Earlier work includes thirty films for Sesame Street, freelancing as a camerawoman and numerous documentaries, notably The Other Half of the Sky: A China Memoir, a documentary about the first women's delegation to China in 1973, headed by Shirley MacLaine, nominated for an Academy Award and released theatrically and on PBS.
In 1979, the Supersisters trading card set was produced and distributed; one of the cards featured Weill's name and picture.[1]
After moving to Los Angeles in 1986, Weill began directing TV episodes of Thirtysomething, My So-Called Life, Once and Again, Chicago Hope, and numerous pilots. Most recently, she has been directing Girls for HBO.

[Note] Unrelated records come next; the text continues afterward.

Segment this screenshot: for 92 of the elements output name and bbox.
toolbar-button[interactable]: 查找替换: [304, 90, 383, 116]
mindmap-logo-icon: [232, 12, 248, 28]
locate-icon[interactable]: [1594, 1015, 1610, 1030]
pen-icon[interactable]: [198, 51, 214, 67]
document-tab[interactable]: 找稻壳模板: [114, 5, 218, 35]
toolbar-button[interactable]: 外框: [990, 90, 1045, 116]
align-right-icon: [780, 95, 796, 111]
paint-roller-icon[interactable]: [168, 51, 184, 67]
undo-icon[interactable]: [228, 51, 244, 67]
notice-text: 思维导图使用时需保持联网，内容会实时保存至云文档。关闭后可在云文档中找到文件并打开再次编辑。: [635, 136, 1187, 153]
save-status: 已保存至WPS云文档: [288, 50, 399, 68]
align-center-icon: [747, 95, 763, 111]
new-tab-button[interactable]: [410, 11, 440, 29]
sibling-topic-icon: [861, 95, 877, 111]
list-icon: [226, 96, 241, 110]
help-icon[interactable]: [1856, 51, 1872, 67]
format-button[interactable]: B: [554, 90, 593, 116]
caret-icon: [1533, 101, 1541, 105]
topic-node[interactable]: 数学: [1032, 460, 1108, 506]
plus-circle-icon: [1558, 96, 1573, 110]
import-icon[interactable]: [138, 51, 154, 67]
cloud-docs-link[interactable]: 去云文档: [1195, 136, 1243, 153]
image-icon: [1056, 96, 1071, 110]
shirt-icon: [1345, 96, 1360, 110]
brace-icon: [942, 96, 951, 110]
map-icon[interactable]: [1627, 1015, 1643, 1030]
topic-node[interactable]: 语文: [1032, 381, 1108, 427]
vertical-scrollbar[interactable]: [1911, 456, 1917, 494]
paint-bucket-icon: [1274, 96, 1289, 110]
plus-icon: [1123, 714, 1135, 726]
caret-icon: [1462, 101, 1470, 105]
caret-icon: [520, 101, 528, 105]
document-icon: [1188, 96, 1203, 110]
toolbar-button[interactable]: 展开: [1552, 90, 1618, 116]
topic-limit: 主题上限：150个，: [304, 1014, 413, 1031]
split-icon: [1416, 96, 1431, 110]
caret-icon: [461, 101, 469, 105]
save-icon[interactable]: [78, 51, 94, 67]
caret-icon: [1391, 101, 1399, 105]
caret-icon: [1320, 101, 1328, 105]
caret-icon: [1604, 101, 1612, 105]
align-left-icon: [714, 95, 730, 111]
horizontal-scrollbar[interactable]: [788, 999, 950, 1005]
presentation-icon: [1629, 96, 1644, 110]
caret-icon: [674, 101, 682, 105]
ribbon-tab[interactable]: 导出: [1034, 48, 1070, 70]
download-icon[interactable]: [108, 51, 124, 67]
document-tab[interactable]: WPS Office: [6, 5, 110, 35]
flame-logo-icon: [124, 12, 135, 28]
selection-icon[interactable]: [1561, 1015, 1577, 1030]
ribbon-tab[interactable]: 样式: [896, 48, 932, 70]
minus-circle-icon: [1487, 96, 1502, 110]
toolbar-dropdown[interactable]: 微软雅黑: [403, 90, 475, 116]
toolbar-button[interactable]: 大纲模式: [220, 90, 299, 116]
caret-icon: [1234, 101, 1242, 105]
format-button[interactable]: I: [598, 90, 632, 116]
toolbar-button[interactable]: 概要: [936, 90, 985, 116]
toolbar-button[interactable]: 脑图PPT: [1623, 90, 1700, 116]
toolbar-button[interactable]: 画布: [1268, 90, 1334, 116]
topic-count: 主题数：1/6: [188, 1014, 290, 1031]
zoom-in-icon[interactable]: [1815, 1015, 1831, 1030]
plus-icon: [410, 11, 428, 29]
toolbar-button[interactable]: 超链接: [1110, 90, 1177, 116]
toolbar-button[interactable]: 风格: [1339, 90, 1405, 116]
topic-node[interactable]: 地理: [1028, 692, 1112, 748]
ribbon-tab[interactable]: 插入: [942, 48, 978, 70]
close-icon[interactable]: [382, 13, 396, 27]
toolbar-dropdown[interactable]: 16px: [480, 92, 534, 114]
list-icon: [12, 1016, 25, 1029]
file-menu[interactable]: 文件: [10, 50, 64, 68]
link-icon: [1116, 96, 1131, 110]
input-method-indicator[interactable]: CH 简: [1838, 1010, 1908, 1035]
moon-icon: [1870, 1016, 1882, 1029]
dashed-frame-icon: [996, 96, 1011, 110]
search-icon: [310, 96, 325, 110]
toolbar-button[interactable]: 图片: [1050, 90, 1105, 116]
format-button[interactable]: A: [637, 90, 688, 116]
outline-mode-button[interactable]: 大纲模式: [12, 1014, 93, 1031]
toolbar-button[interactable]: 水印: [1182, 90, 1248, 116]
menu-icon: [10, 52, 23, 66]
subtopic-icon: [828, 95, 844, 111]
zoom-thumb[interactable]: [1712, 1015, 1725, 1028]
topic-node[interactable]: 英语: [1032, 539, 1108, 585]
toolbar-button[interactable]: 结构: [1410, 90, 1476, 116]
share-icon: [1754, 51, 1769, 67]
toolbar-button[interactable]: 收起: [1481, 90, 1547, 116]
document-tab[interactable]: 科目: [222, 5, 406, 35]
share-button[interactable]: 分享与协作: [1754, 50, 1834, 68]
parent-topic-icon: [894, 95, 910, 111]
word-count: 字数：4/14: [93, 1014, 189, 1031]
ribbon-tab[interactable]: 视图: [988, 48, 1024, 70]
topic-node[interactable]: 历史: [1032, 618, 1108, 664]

Originally a theatre director (Williamstown, The O’Neill, Sundance, ACT, Empty Space and in New York at MTC, the Public, and Circle Rep), she won the Drama Desk’s Best Director Award for the premiere of Donald Margulies’ Found a Peanut produced by Joe Papp at the Public Theater in 1984.
More recently she directed The Belle of Belfast by Nate Rufus Edelman at EST, Twelfth Night for Antaeus, the West Coast Premiere of Pulitzer Prize winner Doubt by John Patrick Shanley (with Linda Hunt) at the Pasadena Playhouse, Memory House, End Days, Tape, numerous workshops of Modern Orthodox, Adam Baum and the Jew Movie (Goldfarb), The Parents' Evening by Bathsheba Doran at the Vineyard Playhouse, and Huck and Holden by Rajiv Joseph at the Black Dahlia, among others.
Weill has guest taught directing for film, television and/or theatre at Harvard, NYU, Juilliard, and Cal Arts and is currently teaching TV Directing at Columbia. Previously she was a Professor at USC in the School of Cinema. She mentors playwrights and directors.
Weill's distant cousin was the composer Kurt Weill, famous for such works as The Threepenny Opera, which contained the popular song "Mack the Knife". She graduated from Harvard University in 1969.
References
- ↑ Wulf, Steve (2015-03-23). "Supersisters: Original Roster". Espn.go.com. Retrieved 2015-06-04.